Over the years, as I’ve matured as a trainer and individual, I’ve come to learn that improving body composition and looking better means nothing if you don’t feel and function better too. For that reason taking care of my tissues, and my clients, through active recovery techniques such as stretching, massage and Self Myofascial Release (SMR) etc. is something I’ve placed a lot of emphasis on. So much emphasis in fact, C=Recovery in the A+B+C=RESULTS formula. Yes, it has its own letter, now that’s a big deal. One of the easiest ways we can improve our recovery and results is by manipulating our tissues into improved ranges of motion and promoting blood flow to tissues and around the body generally. This can be achieved most efficiently through SMR and/or massage techniques. Despite both working through a similar pathway to achieve the desired result, is one really better than the other? Before we get into the pros and cons of each, we’ll also discuss what each technique actually is.
By using various tools such as a foam roller, massage ball, tennis ball, lacrosse ball or barbell etc. you apply pressure yourself to a selected area of tissue. Theres no rules as such, but either rolling up or down the length of the tissue or across laterally to really shear the fibres apart seems to work best.

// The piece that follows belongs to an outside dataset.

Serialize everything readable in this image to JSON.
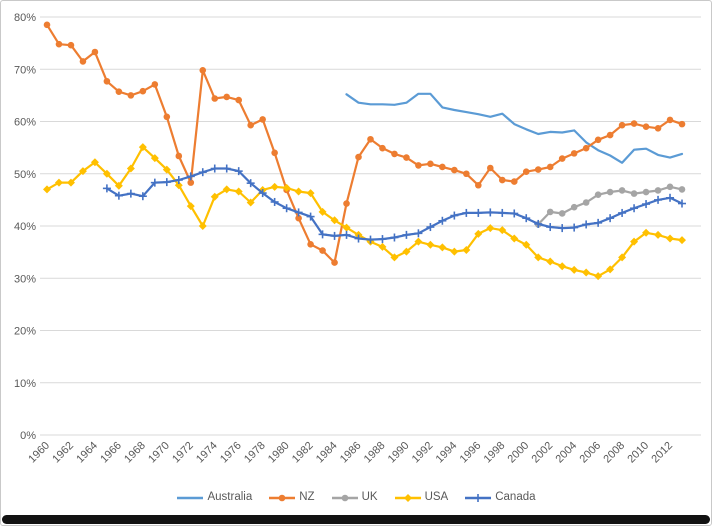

By doing this you can relieve trigger points, improve the way muscles glide and slide over each other and promote blood flow.
Pros Of SMR
– It’s pretty cheap! A standard foam roller or massage ball can be purchased for as little as £10 a piece. Or you can even use things you may already have lying around the house, such as a golf ball, tennis ball or rolling pin.
– You can do it anywhere, anytime. Making it more convenient that having to book a sports massage.
Cons Of SMR
– SMR, like massage can be painful. Inflicting pain onto oneself takes some fortitude.
– Because you’re in control of when you perform your SMR drills, it can often be sidelined and forgotten about. Which means it might not ever actually happen.
– To a certain extent, it requires some basic knowledge of muscles and the most effective techniques used to manipulate them.
There’s hundreds of types of massage available, but for the sake of this post, we are going to be referring to a typical sports massage. Being a little more aggressive than your typical spa treatment style massage, it makes it most effective at achieving the desired outcome. During your typical sports massage, you’d often lie in various positions on a massage bed and have your masseuse apply pressure manually to the selected area of tissue using the palms, thumbs, knuckles and elbows. Again this can relieve trigger points, improve the way muscles glide and slide over each other and promote blood flow.
Pros Of Massage
– Having the knowledge of a masseuse or sports therapist at your feet can be extremely valuable. Especially when it comes to injuries.
– Can be more relaxing as you don’t need to do much yourself, apart from lie there and relax as best as you can through the massage.
– Having an appointment booked in the diary means it will be more likely to happen.
Cons Of Massage
– Expensive! Depending on where you go, around £1 per minute is fairly typical. That’s £60 per hour. Not something that everyone can afford to do on a weekly (or more) basis.
– It requires a masseuse or sports therapist to either come to your home, or you have to travel to them which can become an inconvenience.
– Your muscles don’t actually know if they are being manipulated by a human or SMR tool. Elbow or massage ball? Your muscles can’t tell.
So there you have it, a fairly unbiased look into the pros and cons of SMR and massage. With this information you can now go and make up your own mind. My personal preference is to combine the two. I endure an hour sports massage 1-2 times per month and in between those sessions use SMR techniques to keep on top of things. Bottom line is, whether we choose to use SMR or massage we should all be building active recovery techniques into our routine for improved movement, recovery, posture, fat loss, muscle gain and strength.